Elting leitete die Nachricht an die amerikanische Gesandtschaft in Bern weiter und fügte hinzu, dass Riegners Informationen „durchaus ein Element der Wahrheit enthalten könnten“. Minister Leland Harrison, der ranghöchste US-Diplomat in der Schweiz, schenkte Riegner keinen Glauben und schrieb, dass es sich bei den Massenmordplänen wahrscheinlich um ein „von Angst inspiriertes Kriegsgerücht“ handele. Dennoch leitete er die Nachricht an das Aussenministerium in Washington, DC, weiter.
Die Beamten des Aussenministeriums in Washington stimmten Minister Harrison zu, da sie davon ausgingen, dass die Nachricht von Riegner unmöglich wahr sein konnte. Sie beschlossen, die Nachricht von Riegner nicht an den vorgesehenen Empfänger weiterzuleiten: Rabbi Stephen Wise, Präsident des Jüdischen Weltkongresses und seines amerikanischen Ablegers, des American Jewish Congress.

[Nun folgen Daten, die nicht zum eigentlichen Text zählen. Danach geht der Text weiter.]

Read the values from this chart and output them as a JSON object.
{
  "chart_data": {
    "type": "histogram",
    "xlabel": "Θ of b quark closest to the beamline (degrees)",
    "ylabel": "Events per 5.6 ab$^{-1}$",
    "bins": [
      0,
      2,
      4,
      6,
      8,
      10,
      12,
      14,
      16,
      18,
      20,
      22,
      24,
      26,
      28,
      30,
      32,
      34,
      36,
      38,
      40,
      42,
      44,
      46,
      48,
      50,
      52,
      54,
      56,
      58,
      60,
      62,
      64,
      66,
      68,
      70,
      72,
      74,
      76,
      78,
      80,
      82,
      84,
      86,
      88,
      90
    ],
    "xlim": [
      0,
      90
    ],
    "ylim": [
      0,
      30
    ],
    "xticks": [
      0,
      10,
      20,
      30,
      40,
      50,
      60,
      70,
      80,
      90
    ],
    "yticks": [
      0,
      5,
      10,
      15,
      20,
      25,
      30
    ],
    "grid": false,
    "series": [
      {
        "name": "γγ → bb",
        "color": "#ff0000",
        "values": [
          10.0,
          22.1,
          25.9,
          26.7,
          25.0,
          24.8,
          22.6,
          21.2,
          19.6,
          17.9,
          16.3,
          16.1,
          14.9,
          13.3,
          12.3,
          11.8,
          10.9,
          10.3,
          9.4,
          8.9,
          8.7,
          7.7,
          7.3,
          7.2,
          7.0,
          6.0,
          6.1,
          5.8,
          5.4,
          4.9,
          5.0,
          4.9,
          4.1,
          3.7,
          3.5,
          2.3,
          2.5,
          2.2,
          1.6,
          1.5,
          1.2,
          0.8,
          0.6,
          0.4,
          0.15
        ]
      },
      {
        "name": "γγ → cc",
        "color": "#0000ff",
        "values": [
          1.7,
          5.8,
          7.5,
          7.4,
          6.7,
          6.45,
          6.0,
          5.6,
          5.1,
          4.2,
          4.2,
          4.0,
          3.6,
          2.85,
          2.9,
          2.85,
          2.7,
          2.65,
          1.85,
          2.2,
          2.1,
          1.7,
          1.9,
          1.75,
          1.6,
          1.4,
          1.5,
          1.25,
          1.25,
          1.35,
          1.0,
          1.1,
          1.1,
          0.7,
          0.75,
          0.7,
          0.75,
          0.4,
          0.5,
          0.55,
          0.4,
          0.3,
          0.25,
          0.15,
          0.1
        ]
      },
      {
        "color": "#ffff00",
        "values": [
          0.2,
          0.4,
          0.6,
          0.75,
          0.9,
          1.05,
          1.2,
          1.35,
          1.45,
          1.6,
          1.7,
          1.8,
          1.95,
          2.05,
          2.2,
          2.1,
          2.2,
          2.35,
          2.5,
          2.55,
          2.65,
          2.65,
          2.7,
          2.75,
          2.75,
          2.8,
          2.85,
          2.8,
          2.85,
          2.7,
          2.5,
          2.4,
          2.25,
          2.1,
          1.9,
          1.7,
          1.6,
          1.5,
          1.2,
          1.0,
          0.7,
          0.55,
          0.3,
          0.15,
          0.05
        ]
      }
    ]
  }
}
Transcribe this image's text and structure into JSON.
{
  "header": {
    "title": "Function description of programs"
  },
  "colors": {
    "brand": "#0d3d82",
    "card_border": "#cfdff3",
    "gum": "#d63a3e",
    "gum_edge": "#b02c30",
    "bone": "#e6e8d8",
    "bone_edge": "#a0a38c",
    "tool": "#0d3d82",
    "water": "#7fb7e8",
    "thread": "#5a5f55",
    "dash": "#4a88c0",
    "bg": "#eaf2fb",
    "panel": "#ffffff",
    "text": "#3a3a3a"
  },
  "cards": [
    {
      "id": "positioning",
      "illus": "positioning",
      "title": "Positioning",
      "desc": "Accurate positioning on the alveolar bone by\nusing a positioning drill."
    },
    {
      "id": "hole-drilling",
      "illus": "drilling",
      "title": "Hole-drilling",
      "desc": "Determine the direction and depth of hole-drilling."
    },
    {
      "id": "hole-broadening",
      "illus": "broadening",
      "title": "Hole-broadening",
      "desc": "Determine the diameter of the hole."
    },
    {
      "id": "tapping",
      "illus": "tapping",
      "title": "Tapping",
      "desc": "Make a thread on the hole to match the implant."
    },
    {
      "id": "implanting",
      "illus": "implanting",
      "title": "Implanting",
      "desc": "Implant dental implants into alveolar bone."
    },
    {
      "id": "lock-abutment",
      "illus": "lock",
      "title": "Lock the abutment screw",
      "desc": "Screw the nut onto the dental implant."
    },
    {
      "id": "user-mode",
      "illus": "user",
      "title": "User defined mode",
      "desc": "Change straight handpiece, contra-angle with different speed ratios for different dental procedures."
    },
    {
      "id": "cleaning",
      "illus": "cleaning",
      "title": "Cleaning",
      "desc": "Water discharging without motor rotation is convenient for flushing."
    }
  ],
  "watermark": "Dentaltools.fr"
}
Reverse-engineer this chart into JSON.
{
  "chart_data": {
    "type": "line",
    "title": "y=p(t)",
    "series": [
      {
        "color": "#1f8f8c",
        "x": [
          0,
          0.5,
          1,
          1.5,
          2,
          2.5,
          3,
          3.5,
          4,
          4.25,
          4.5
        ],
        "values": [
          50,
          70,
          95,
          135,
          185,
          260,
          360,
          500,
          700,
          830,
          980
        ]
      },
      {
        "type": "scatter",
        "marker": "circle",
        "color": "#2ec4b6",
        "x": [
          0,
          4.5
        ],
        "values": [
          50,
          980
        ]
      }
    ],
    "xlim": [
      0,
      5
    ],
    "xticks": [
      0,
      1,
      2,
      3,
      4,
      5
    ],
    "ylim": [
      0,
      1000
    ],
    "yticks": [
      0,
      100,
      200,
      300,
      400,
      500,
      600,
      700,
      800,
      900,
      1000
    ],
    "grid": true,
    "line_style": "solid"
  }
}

Gerhart Riegner besuchte auch das britische Konsulat in Genf. Er diktierte eine ähnliche Botschaft an die dortigen diplomatischen Vertreter, die sie nach London weiterleiteten. Der Vertreter des Jüdischen Weltkongresses in England, Samuel Sydney Silverman, war auch Mitglied des Parlaments. Obwohl die Beamten des Aussenministeriums darüber debattierten, ob sie die Nachricht an Silverman weiterleiten sollten, da es „peinliche Auswirkungen“ haben könnte, wenn die Öffentlichkeit davon erfährt, entschieden sie sich schliesslich dafür. Riegner bat Silverman, „New York zu konsultieren“. Silverman schickte daher eine Kopie von Riegners Nachricht direkt an Rabbi Wise, die am Samstag, den 29. August, eintraf, drei Wochen nach Riegners Treffen mit Elting in Genf.
Untersuchung des Aussenministeriums
Stephen Wise war einer der einflussreichsten Rabbiner in den Vereinigten Staaten. Als er Silvermans Telegramm erhielt, schickte er eine Kopie der Nachricht an Unterstaatssekretär Sumner Welles, der sich bereit erklärte, Riegners Informationen zu überprüfen. Welles bat Rabbi Wise ausserdem, die Nachricht nicht zu veröffentlichen, bevor sie nicht vom Aussenministerium bestätigt worden sei. In Erwartung des Abschlusses von Welles‘ Untersuchung teilte Wise die Informationen mit anderen führenden Vertretern der jüdischen Gemeinde und US-Regierungsbeamten, gab sie aber nicht öffentlich bekannt.
Von Anfang September bis Ende November 1942 holte Welles Beweise und Zeugenaussagen von amerikanischen Diplomaten in der Schweiz, dem Internationalen Roten Kreuz und dem Vatikan ein. Letztlich überzeugten ihn die Beweise, dass Riegners Nachrichten wahr sein mussten. Am 24. November 1942 lud Welles Wise ins Aussenministerium ein und vertraute ihm an, dass die Beweise „Ihre tiefsten Befürchtungen bestätigten und rechtfertigten“, so Wise.
Öffentliche Bekanntmachung
Nach seinem Treffen mit Sumner Welles im Aussenministerium sprach Rabbi Stephen Wise mit einem Reporter der Associated Press. Laut Rabbi Wise sagte Welles ihm, dass das Aussenministerium den mörderischen Plan Nazideutschlands nicht veröffentlichen würde, aber er gab Wise die Erlaubnis, die Presse zu informieren.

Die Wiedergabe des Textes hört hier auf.